"FileNotFoundError: [Errno 2] No such file or directory" when loading custom split dataset from hub

Hi, I made a custom train/valid/test split dataset of the VCTK dataset after downsampling it to 16khz and taking only the first 44,455 files (the mic1 files) as follows:

from datasets import load_dataset

vctk = load_dataset("vctk")
mic1_vctk = vctk.filter(lambda e, i: i<44455, with_indices=True)

# downsample dataset sampling rate to 16khz
from datasets import Audio

mic1_vctk = mic1_vctk.cast_column("audio", Audio(sampling_rate=16_000))

# split dataset into train/valid/test 80/10/10
from datasets import DatasetDict, dataset_dict

# first, 80% train, 20% test + valid
train_test_vctk = mic1_vctk["train"].train_test_split(shuffle = True, seed = 200, test_size=0.2)
# split 20% test + valid in half
test_valid_vctk = train_test_vctk['test'].train_test_split(shuffle = True, seed = 200, test_size=0.50)
# gather for single DatasetDict
train_test_val_dataset_vctk = DatasetDict({
    'train': train_test_vctk['train'],
    'test': test_valid_vctk['test'],
    'dev': test_valid_vctk['train']})

I then pushed train_test_val_dataset_vctk to a private dataset repo on the hub.

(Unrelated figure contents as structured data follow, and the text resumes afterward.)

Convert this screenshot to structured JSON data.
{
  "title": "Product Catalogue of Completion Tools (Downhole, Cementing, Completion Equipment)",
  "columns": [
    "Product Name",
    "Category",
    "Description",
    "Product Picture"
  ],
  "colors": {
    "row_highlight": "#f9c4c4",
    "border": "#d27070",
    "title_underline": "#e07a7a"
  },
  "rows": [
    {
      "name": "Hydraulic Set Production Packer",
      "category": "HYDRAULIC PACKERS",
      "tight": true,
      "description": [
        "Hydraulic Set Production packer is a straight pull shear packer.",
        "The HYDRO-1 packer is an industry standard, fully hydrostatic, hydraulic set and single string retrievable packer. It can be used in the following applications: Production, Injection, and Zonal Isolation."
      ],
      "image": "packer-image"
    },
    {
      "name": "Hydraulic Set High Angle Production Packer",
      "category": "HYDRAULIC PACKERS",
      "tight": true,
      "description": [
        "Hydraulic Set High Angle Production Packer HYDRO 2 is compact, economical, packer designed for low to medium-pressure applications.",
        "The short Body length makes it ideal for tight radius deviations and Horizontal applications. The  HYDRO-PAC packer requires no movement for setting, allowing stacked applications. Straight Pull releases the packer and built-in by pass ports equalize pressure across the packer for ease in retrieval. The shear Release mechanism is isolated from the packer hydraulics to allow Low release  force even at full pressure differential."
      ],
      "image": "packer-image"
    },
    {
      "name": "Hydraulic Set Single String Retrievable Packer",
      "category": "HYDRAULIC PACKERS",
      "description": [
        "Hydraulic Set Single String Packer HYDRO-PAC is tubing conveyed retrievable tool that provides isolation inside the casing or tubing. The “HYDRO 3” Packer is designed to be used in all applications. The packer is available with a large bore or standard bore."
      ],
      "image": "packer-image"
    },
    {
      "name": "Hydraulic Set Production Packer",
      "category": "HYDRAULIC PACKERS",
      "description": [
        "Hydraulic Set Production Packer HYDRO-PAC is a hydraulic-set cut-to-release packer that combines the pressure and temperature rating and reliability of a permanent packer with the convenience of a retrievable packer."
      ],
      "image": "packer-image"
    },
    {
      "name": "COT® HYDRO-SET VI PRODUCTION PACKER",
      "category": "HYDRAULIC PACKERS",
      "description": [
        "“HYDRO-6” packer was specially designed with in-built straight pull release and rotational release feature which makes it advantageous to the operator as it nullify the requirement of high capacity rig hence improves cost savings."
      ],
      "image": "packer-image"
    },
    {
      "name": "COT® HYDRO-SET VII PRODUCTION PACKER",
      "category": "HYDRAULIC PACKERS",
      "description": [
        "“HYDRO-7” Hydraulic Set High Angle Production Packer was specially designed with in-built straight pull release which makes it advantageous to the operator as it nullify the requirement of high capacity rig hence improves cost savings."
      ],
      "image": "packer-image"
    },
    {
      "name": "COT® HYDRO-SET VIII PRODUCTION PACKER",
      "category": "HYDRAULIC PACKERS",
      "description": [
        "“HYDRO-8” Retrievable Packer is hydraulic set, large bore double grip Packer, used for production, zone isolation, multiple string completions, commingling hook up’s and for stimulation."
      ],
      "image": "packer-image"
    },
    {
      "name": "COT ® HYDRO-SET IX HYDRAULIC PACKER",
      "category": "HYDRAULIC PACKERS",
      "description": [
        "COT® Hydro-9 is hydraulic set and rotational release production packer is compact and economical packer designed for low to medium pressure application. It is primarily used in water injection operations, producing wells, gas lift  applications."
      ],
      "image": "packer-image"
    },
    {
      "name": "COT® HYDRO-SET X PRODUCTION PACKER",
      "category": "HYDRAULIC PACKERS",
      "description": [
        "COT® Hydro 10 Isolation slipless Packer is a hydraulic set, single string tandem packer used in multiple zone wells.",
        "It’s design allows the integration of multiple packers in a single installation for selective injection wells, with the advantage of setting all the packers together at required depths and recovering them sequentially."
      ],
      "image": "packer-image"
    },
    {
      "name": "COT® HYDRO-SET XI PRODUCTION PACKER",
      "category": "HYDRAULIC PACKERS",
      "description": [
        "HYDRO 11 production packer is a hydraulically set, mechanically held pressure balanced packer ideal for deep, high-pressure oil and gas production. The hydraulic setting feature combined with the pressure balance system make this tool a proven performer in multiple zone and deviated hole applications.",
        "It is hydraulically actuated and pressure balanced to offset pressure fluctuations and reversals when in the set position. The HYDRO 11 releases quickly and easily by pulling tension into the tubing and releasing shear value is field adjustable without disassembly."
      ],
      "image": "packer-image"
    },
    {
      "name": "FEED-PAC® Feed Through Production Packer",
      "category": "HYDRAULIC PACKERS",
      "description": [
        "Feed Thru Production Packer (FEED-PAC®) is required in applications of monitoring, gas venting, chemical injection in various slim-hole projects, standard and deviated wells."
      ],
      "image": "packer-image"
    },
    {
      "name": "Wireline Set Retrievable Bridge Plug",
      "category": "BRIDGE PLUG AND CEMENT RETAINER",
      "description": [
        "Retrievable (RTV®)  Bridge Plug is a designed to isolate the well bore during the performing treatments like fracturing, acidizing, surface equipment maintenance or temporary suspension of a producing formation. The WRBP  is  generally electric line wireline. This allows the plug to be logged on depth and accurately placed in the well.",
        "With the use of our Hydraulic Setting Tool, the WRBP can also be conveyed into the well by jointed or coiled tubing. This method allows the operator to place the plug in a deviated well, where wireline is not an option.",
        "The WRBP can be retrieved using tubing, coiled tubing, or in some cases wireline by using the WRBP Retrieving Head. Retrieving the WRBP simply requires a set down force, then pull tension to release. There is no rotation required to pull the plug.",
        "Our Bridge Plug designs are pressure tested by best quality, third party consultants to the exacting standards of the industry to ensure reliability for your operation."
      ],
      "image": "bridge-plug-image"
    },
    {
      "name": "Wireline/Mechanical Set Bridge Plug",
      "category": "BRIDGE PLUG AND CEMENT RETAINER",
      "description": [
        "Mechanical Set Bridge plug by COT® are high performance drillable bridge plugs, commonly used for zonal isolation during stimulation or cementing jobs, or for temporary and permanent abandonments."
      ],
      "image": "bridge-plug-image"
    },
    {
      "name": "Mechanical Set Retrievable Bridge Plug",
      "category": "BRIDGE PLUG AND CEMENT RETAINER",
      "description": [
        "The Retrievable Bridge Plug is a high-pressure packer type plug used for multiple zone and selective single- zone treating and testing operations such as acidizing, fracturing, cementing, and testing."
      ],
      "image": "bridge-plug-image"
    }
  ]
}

train_test_val_dataset_vctk.push_to_hub("REPO_NAME")

Three parquets corresponding to each split was uploaded to the hub, as well as a dataset_infos.json file. However, when I try to reload the dataset that was pushed to the hub I get a “FileNotFoundError: [Errno 2] No such file or directory” for the .flac files when trying to preview the dataset:

dataset = load_dataset("seraphina/REPO_NAME", use_auth_token=True)

dataset["train"][0]

FileNotFoundError: [Errno 2] No such file or directory: ‘/root/.cache/huggingface/datasets/downloads/extracted/11c6712f5ee425ed0d423d179eab7ae93e392fe0e12540a1aa9929325a31ac71/wav48_silence_trimmed/p247/p247_202_mic1.flac’

How can I split the original VCTK dataset and ensure that all files are saved to the hub for me to reload in the future?

Hi! I tested this code with the most recent release of datasets, and it works as expected. Can you please update your installation of datasets (pip install -U datasets) and try again?

Hi! I’ve tried again but now I am unable to push the dataset to the hub as my Google colab crashes after using all available RAM during the push process. Is there a recommended way to avoid using up all the RAM while running push_to_hub?

Each shard is brought in memory before uploading. You can try to reduce max_shard_size in push_to_hub(). The default is 500MB

I trained the model in Colab and used pickle.dump to save the model file. The next day, I tried to load the model file, and I get the same error. os.getcwd() shows the file exists. I don’t know why Python goes through a temporary folder, ,‘/root/.cache/huggingface/datasets/csv/outpatient-edea352f28a0221a/0.0.0/6954658bab30a358235fa864b05cf819af0e179325c740e4bc853bcc7ec513e1/csv-train.arrow’, which is addressed in the error message. It seems when the runtime is restarted some temporary folders and files are lost and Python tries to catch them.

Here is the error message:
‘/root/.cache/huggingface/datasets/csv/outpatient-edea352f28a0221a/0.0.0/6954658bab30a358235fa864b05cf819af0e179325c740e4bc853bcc7ec513e1/csv-train.arrow’

If I retrain the model and save it, this time, pickle.load works without any error.